The ’70s “lumberjack masculinity” fooled a country that was still naïve about homosexuality. Many of disco’s gayest anthems — Abba’s “Dancing Queen,” Diana Ross’s “I’m Coming Out” — were coded enough to become huge hits. Echols amusingly charts the rise of the Village People, six men dressed as gay fantasy figures (including a cop, a cowboy and a biker). A mass public seemed to view them as the ultimate in hetero butchness; their international smash, “Y.M.C.A.,” became a staple at wedding receptions. The members played it safe by staying coyly evasive about their sexuality. Sylvester did the opposite. That openly gay, black, gender-bending disco star scored only one major hit, “You Make Me Feel (Mighty Real)”; he proved to be too out, too soon.

¶ Lori Soderland on If You Follow Me, a novel by Malena Watrous. Aside from the following paragraph, Ms Soderland's review struck me as somewhat incoherent.

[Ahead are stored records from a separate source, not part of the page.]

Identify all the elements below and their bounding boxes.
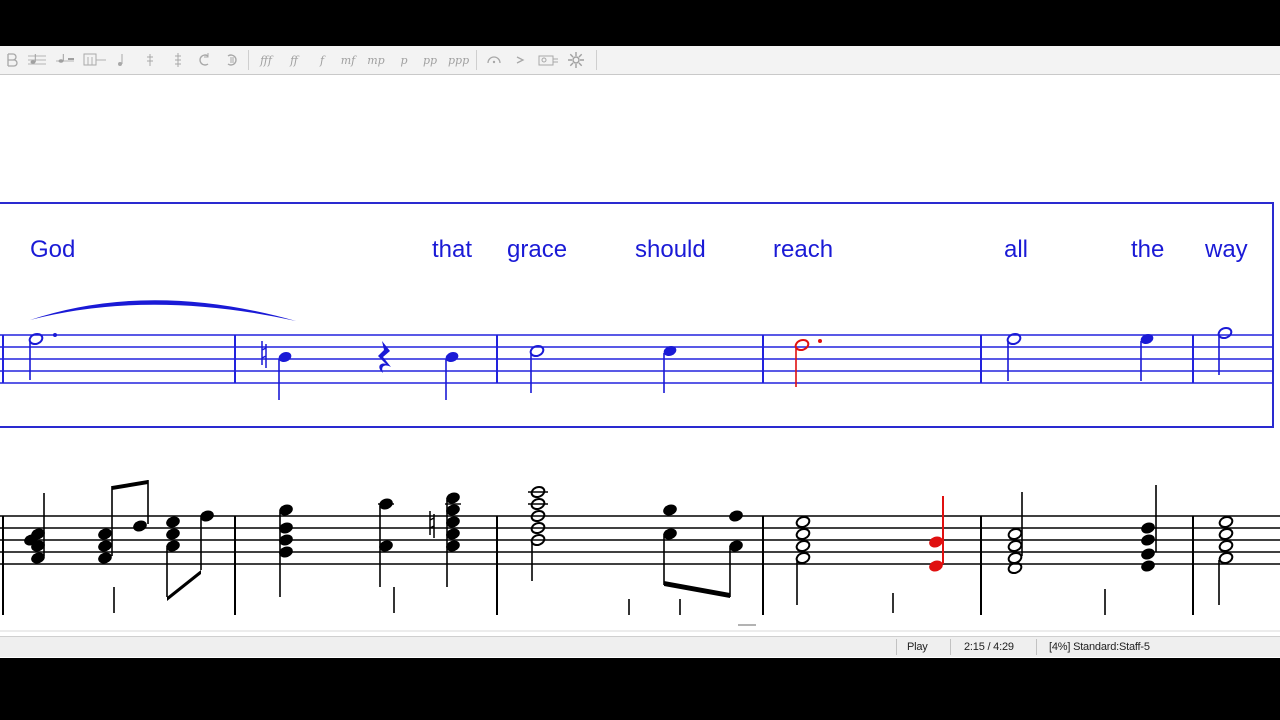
- select-tool-icon[interactable]: [2, 50, 22, 70]
- piano-chord[interactable]: [278, 503, 293, 597]
- piano-chord[interactable]: [662, 503, 743, 615]
- piano-chord[interactable]: [378, 497, 395, 613]
- piano-chord[interactable]: [97, 480, 149, 613]
- status-bar: Play 2:15 / 4:29 [4%] Standard:Staff-5: [0, 636, 1280, 657]
- score-editor-window: fff ff f mf mp p pp ppp God that grace s…: [0, 46, 1280, 658]
- lyric-word[interactable]: way: [1204, 236, 1248, 263]
- dynamic-mf-button[interactable]: mf: [338, 50, 358, 70]
- toolbar-divider: [596, 50, 597, 70]
- dynamic-p-button[interactable]: p: [394, 50, 414, 70]
- voice-one-icon[interactable]: [112, 50, 132, 70]
- piano-staff: [0, 515, 1280, 565]
- lyric-word[interactable]: the: [1131, 236, 1164, 263]
- score-view[interactable]: God that grace should reach all the way: [0, 75, 1280, 635]
- voice-two-icon[interactable]: [140, 50, 160, 70]
- lyric-word[interactable]: all: [1004, 236, 1028, 263]
- rest-input-icon[interactable]: [54, 50, 76, 70]
- status-divider: [1036, 639, 1037, 655]
- fermata-icon[interactable]: [484, 50, 504, 70]
- toolbar-divider: [248, 50, 249, 70]
- dynamic-fff-button[interactable]: fff: [256, 50, 276, 70]
- piano-chords: [23, 480, 1234, 615]
- settings-gear-icon[interactable]: [566, 50, 586, 70]
- note-input-icon[interactable]: [26, 50, 48, 70]
- lyric-word[interactable]: reach: [773, 236, 833, 263]
- piano-chord[interactable]: [23, 493, 45, 565]
- current-playing-chord[interactable]: [928, 496, 944, 573]
- dynamic-pp-button[interactable]: pp: [420, 50, 440, 70]
- repeat-start-icon[interactable]: [194, 50, 214, 70]
- status-divider: [896, 639, 897, 655]
- piano-chord[interactable]: [1218, 515, 1234, 605]
- toolbar: fff ff f mf mp p pp ppp: [0, 46, 1280, 75]
- piano-barlines: [2, 516, 1194, 615]
- lyric-word[interactable]: God: [30, 236, 75, 263]
- voice-three-icon[interactable]: [168, 50, 188, 70]
- piano-chord[interactable]: [528, 485, 630, 615]
- staff-info-label: [4%] Standard:Staff-5: [1049, 641, 1150, 653]
- dynamic-ppp-button[interactable]: ppp: [448, 50, 469, 70]
- lyric-word[interactable]: grace: [507, 236, 567, 263]
- dynamic-f-button[interactable]: f: [312, 50, 332, 70]
- piano-chord[interactable]: [165, 509, 214, 601]
- dynamic-mp-button[interactable]: mp: [366, 50, 386, 70]
- playback-mode-label: Play: [907, 641, 928, 653]
- repeat-end-icon[interactable]: [222, 50, 242, 70]
- dynamic-ff-button[interactable]: ff: [284, 50, 304, 70]
- chord-symbol-icon[interactable]: [82, 50, 108, 70]
- playback-time-label: 2:15 / 4:29: [964, 641, 1014, 653]
- natural-sign-icon: [429, 511, 435, 538]
- piano-chord[interactable]: [429, 491, 461, 587]
- mixer-icon[interactable]: [536, 50, 560, 70]
- status-divider: [950, 639, 951, 655]
- accent-icon[interactable]: [510, 50, 530, 70]
- piano-chord[interactable]: [1104, 485, 1157, 615]
- lyric-word[interactable]: should: [635, 236, 706, 263]
- toolbar-divider: [476, 50, 477, 70]
- lyric-word[interactable]: that: [432, 236, 472, 263]
- piano-chord[interactable]: [1007, 492, 1023, 575]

Japan seems to be a particularly difficult place to sort yourself out if you are a sensitive, rules-averse American woman with a flexible sexuality and a penchant for getting into trouble, like the narrator of Malena Watrous’s smart, comic first novel, “If You Follow Me.” But fortunately for the rest of us, calamity borne with a good sense of humor often turns into a great story.

¶ Polly Morrice on The Shaking Woman: Or, A History of My Nerves, by Siri Hustvedt. Although not unfavorable, this review is almost helplessly unsympathetic, and not very helpful.

Hustvedt makes a stout case that brain disorders must be viewed not just as scientific phenomena but as human narratives, and she advances some useful correctives about the limits of neurobiological research. Yet, perhaps not to its credit, “The Shaking Woman” omits more than the fact that as children we’ve all felt shamed by insensitive adults. In arguing that neurological illnesses become inseparable from the selves they inhabit, Hustvedt glosses over the situations and reactions of those who serve: the parents, spouses and siblings whose lives are transformed by tending to a loved one’s disorder of mind or brain or both. Their absence makes this elegantly written book feel a little chilly.